The issuance of the law coincided with a period of what is known as the policies of economic liberalization and structural adjustment under the guidance and pressures of the International Monetary Fund, and although the abolition of the rent law and the “liberalization” of the agricultural land market were completely in line with these policies, the law was not motivated by external pressures, but by the internal interests of landlords who wanted to reclaim their land. It is noteworthy that the law was issued by a People’s Assembly filled with landlords and did not have a single tenant member. It is also to be mentioned that the law was issued without any studies and without even having a database on the size of those affected, let alone considering any means to avoid the severe damage that affected them. Instead, government newspapers were employed to exert collective pressure, and Islamic law was also employed, as the Mufti of the Republic and the Sheikh of Al-Azhar were invited to the People’s Assembly session in which the law was discussed, and Fathi Sorour announced that the Mufti and the Sheikh of Al-Azhar decided that the Agrarian Reform Law was invalid by Islamic jurisprudence terms because the lease contracts were of indefinite duration.

It is also worth noting that the same legal principle of respecting the right of ownership, the same economic interest in “liberalizing the market” and the same legal principle of invalidating an indefinite contract, all apply strictly to the situation regarding the rental relationship of housing in major cities, where these dwellings are occupied by permanent tenants who pay low and fixed wages.

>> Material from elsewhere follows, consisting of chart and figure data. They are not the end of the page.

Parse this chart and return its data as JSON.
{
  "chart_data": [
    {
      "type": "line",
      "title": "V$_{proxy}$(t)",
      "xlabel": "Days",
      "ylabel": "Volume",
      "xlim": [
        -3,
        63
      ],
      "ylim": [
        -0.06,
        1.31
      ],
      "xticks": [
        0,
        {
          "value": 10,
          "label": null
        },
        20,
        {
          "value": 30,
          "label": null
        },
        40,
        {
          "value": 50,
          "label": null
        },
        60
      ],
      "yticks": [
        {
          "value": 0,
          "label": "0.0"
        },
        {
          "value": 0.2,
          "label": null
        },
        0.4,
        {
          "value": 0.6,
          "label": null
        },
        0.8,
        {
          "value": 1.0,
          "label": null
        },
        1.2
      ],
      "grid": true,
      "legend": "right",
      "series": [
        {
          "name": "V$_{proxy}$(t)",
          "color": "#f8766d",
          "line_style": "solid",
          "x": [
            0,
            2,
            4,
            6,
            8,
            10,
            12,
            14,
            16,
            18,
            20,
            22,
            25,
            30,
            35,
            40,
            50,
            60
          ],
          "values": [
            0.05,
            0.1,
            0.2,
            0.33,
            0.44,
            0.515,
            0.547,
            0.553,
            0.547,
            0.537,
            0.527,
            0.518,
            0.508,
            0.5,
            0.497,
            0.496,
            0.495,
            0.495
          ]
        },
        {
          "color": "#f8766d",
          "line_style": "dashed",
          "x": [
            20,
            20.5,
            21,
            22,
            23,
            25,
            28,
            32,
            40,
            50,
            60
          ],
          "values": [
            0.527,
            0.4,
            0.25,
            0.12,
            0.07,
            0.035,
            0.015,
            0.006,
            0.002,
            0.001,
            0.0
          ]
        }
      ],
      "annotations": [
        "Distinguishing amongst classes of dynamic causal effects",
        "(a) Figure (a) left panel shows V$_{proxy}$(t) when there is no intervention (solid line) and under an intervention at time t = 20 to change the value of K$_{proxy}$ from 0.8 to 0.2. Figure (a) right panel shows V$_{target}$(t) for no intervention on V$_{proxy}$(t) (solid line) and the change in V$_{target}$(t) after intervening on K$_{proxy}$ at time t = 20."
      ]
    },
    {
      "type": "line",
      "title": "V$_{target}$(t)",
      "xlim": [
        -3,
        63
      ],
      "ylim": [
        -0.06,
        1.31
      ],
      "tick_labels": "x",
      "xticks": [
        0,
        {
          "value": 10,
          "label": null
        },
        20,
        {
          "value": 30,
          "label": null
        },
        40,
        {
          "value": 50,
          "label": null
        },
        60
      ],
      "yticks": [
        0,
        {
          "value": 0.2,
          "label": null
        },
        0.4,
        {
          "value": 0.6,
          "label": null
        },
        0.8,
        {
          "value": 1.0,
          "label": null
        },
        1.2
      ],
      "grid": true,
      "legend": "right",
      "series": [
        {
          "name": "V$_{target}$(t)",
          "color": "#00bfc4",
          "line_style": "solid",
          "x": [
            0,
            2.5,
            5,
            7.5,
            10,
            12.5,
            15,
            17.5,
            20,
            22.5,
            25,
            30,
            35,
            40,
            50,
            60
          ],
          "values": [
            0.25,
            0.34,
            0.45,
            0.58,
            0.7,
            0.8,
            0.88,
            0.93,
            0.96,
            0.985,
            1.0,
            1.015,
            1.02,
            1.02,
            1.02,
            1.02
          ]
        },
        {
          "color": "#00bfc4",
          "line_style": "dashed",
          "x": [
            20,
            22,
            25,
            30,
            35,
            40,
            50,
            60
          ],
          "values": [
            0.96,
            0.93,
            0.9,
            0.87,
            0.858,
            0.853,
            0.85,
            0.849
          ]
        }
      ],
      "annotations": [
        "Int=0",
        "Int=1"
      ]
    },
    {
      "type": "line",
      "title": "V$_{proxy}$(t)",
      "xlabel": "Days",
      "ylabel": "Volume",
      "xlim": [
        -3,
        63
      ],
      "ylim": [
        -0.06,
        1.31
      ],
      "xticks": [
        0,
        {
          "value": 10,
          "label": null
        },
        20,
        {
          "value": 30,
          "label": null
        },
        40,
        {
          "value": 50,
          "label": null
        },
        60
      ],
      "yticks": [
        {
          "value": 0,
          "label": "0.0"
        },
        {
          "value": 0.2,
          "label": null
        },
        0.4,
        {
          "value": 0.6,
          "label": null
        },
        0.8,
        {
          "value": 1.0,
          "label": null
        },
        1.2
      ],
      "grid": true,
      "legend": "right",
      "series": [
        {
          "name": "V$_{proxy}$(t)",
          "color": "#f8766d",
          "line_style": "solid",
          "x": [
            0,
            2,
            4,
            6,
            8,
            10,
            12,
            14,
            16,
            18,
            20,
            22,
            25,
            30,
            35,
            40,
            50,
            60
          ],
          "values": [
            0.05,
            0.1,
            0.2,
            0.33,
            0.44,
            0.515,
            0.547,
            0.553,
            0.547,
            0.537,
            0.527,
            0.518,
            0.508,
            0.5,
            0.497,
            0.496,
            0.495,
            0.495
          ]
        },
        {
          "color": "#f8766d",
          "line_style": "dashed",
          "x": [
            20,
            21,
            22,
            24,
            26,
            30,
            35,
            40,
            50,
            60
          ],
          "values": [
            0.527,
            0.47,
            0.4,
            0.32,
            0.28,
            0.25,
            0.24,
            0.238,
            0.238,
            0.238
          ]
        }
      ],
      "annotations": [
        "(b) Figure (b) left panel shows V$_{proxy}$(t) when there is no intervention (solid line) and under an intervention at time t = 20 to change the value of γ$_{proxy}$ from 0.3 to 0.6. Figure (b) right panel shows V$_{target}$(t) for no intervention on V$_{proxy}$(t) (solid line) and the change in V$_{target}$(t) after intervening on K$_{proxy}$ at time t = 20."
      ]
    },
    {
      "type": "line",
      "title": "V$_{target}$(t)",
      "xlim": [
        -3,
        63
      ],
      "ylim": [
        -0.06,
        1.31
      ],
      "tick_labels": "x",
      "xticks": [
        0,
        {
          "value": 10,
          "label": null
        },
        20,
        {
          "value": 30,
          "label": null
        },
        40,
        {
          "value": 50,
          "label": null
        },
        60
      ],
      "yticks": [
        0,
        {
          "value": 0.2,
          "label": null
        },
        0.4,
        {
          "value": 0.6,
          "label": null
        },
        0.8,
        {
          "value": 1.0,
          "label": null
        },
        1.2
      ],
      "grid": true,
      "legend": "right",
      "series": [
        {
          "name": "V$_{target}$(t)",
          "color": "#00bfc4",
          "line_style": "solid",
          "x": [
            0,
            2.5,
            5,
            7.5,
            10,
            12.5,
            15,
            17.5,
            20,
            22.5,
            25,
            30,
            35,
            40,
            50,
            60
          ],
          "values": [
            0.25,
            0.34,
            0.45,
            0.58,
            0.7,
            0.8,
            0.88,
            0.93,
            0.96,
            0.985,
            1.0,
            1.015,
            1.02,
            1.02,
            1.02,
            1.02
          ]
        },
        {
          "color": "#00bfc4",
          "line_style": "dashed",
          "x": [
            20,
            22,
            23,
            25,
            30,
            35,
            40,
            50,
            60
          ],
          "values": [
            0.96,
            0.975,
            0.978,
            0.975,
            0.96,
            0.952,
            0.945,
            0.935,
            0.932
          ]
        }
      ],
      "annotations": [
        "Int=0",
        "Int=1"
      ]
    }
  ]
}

However, the state did not subject urban residents to the same hardship as it did with rural farmers for two main reasons. The first is that tenants and homeowners do not stand on opposite sides of the spectrum in terms of class status, as is the case in agricultural lands, where a large number of middle-class and wealthy people benefit from the stability of housing rents in cities, in contrast to the situation of agricultural land. The second reason relates to the different nature of protest activity between rural and urban areas, as it is easy for the government to control protests in some villages here or there, but it must take many considerations into account when it comes to urban residents taking to the streets.

Thus, in one fell swoop, nearly 10% of Egypt's population was impoverished and marginalized through mechanisms that the Mubarak regime mastered and used in the same way on many other fronts.